Kim is hoping his tank experiments will help clarify the level of influences from different factors. His work with the new flume tank should produce measurements of the timing and speed of autogenic processes, in a manner we could never observe through field experiments. The results should add to the pool of scientific knowledge on stratigraphy and could have applications for petroleum exploration.

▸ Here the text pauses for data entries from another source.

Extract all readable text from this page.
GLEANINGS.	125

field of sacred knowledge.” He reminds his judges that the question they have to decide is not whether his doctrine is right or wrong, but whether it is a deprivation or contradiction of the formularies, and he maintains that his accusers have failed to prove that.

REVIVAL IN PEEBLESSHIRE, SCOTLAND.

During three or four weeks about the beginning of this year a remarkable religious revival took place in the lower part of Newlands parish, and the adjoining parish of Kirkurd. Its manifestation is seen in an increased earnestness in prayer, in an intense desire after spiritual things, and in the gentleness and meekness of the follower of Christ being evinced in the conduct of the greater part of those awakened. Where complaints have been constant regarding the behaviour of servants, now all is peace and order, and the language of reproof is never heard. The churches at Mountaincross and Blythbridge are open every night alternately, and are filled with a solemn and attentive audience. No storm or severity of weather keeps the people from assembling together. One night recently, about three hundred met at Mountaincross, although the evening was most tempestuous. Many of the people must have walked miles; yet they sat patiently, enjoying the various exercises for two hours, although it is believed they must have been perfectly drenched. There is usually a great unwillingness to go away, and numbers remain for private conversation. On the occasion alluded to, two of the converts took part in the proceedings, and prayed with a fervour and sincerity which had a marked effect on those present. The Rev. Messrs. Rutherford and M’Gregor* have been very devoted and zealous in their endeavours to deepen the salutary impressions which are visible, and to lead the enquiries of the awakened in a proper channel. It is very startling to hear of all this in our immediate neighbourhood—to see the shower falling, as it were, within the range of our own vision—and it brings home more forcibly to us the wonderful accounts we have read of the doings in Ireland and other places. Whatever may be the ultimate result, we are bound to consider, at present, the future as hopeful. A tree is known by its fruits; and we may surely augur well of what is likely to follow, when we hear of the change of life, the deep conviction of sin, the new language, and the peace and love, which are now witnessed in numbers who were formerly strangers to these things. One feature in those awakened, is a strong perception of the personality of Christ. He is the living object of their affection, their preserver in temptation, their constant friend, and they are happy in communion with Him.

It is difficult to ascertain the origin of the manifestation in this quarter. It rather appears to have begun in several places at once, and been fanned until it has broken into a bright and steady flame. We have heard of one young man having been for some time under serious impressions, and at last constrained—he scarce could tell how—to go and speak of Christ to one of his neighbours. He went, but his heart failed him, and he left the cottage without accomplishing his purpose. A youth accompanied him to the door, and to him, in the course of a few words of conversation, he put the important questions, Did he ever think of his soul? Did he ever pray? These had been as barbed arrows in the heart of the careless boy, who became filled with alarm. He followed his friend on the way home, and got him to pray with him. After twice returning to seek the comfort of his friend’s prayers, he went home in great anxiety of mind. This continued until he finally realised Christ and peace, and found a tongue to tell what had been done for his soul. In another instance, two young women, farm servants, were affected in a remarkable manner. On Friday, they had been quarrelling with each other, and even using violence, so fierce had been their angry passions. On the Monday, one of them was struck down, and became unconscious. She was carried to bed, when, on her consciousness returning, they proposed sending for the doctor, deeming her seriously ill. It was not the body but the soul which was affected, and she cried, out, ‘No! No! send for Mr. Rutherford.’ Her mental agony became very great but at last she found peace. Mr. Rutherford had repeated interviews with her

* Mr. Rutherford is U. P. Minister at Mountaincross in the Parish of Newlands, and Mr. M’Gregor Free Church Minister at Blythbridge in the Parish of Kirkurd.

Flume experiments, and their detailed measurements, could also help bridge a division in the field of sedimentology, says Kim. Within the discipline, researchers recognize that siliciclastic (weathered or eroded) materials will form dendritic, or branching, river patterns; formations from carbonate materials will form terraces and cascading dams. Kim is expanding his research with flume experiments to study carbonate sedimentology: He recently has done initial laboratory experiments simulating limestone precipitation in Yellowstone National Park. Once the flume tank is functional at the Pickle Research Campus, Kim wants to model for the emergence and formation of both types of sedimentary structures through tank simulations. The results may even add a new chapter to the sedimentology textbooks.

“I’m very excited about what we can learn from these experiments,” Kim says.